OUJDA- Until three months ago, petrol smuggling literally drove Morocco's neglected eastern region, where the subsidised liquid smuggled in from Algeria fuelled the local economy.
OUJDA- Until three months ago, petrol smuggling literally drove Morocco’s neglected eastern region, where the subsidised liquid smuggled in from Algeria fuelled the local economy.
But in June, Algiers took drastic measures to curtail the illegal trade, clamping down on traffic across its border with Morocco, which has officially been closed since 1994.
“Since the Algerians shut the border my car hasn’t budged,” one Moroccan resident of the area told AFP.
The unofficial cross-border movement of people and goods has long been a feature of daily life here, with members of the same families living either side of the divide and much money to be made from contraband.
Algiers beefed up its border controls in a bid to stem the haemorrhaging of cheap Algerian fuel, through which the state was losing $1.3 billion a year, according to energy ministry figures.
Before the clampdown, some 600,000 cars were estimated to be running on Algerian fuel smuggled into neighbouring countries, notably Morocco.
It remains unclear what prompted the move by Algiers, although it coincided with an outburst of particularly hostile rhetoric from senior officials in both countries.
In energy-rich Algeria, petrol and diesel cost as little as 23 dinars (0.23 euros) and 13.4 dinars (0.13 euros) a litre respectively.
By contrast, its western neighbour and regional arch-rival imports virtually all its energy needs, with motorists paying more than one euro for a litre of petrol.
So the Algiers move had serious implications for the Oriental region of Morocco, as it is known, with its population of more than two million.
“My car carried up to one tonne of diesel, two or three times a week. Today it’s good for nothing,” complained one man in his 30s, sipping tea near the Zouj-Bghal border post.
Since acceding to the throne in 1999, King Mohamed VI has sought to promote development in the remote region, launching projects from factories to infrastructure, including a motorway connecting Oujda to the capital Rabat, 520 kilometres (320 miles) away.
But decades of neglect and its remote location, far from Morocco’s commercial centres on the Atlantic coast, have made the region heavily dependent on covert trade — and remittances from Moroccans living abroad.
The first painful consequence of Algeria’s new policy was a jump in contraband fuel prices, 30-litre cans of diesel nearly tripling in price and fares charged by the ubiquitous white Mercedes taxis rising with it, by 20 percent.
“We are fed up with this situation. One day we’re going to take over the streets with our cars and block everything,” said Fathi Miri, one of thousands of taxi drivers now struggling to survive.
Because of the reinforced border controls, and ditches that smugglers say have been dug by the Algerian authorities since June, the only viable way to haul goods across the border now is by donkey.
Loaded with jerrycans, the pack animals travel after dusk in their hundreds, through olive groves and along steep winding paths that they follow instinctively, transporting their precious cargo.
But it can be a dangerous journey.
“The Algerian army recently fired at some donkeys and killed them. Fortunately they were unaccompanied on the Algerian side,” said one Moroccan living near the border.
But given the new challenges to transporting fuel, some smugglers have turned to people trafficking.
“I help Moroccans into Algeria and Algerians into Morocco,” said one.
“I get 300 dirhams (28 euros) for each client transported across the border. But with the onset of winter, there will be no one,” he added.

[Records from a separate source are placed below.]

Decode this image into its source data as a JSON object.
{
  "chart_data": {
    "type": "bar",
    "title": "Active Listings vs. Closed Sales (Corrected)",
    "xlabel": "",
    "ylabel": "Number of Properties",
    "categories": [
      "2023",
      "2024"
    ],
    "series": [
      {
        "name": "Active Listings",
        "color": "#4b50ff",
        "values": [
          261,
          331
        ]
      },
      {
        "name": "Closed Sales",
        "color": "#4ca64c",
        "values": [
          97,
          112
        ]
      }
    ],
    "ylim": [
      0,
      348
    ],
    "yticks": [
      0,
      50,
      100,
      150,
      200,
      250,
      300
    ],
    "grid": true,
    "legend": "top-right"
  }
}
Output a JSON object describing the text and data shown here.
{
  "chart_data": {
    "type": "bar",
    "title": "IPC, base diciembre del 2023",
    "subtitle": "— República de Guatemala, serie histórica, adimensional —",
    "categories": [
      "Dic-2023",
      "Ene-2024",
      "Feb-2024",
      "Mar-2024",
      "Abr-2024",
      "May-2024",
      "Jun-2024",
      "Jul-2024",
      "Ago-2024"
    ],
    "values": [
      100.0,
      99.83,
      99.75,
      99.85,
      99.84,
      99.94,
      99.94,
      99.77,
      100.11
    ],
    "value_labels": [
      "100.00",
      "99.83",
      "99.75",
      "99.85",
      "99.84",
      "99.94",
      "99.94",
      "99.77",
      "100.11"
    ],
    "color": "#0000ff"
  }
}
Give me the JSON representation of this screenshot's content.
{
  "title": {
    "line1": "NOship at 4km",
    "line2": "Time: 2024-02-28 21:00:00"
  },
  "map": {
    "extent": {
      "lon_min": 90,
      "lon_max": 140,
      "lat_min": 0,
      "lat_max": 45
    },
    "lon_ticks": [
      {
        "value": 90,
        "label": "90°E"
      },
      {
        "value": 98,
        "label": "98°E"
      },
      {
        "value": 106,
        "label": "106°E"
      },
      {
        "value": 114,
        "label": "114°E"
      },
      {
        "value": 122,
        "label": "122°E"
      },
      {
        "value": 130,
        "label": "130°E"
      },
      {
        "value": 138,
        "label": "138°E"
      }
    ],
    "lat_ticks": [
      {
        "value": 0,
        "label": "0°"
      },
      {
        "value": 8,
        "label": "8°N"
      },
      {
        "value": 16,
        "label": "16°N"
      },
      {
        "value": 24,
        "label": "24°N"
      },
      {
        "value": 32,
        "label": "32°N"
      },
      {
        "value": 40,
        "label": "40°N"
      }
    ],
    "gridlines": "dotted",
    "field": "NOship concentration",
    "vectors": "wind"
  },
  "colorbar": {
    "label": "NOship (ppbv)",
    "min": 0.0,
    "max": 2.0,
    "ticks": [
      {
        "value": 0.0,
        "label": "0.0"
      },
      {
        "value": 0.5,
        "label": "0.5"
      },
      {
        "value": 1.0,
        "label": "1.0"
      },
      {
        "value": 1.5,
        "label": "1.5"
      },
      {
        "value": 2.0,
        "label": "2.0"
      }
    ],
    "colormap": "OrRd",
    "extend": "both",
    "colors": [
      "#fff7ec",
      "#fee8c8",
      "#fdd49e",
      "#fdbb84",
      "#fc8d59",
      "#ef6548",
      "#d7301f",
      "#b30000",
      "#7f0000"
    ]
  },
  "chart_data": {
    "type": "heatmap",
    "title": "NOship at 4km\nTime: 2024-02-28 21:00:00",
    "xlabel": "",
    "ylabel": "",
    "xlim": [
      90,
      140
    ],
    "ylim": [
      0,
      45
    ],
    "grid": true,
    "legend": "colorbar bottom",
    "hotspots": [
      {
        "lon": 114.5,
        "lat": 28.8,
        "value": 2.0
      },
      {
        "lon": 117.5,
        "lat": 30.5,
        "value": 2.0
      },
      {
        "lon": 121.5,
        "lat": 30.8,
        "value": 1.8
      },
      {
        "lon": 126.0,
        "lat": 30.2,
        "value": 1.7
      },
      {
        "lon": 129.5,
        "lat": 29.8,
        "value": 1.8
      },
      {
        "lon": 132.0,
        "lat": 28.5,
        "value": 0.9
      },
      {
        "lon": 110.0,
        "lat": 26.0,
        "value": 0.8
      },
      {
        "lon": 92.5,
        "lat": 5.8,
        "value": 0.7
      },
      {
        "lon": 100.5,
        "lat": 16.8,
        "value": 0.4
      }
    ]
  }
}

Until Algeria tightened its border controls, more than 18,000 people lived off fuel smuggling, said Hassan Ammari of the Moroccan Association for Human Rights (AMDH), who questions what they will do now.
As a stopgap measure, the Moroccan government is sending around 700 tonnes of fuel to the region daily.
But this is a drop in the ocean, compared with the 300,000 tonnes that used to arrive from Algeria, said Mohamed Benkaddor, president of the region’s consumer protection association.
“Cooperation between our two countries is necessary, whatever the differences,” Aftati said.
However, this view does not seem to resonate in Algeria, where government officials earlier this month hailed the clampdown on smuggling, saying it was starting to “bear fruit”.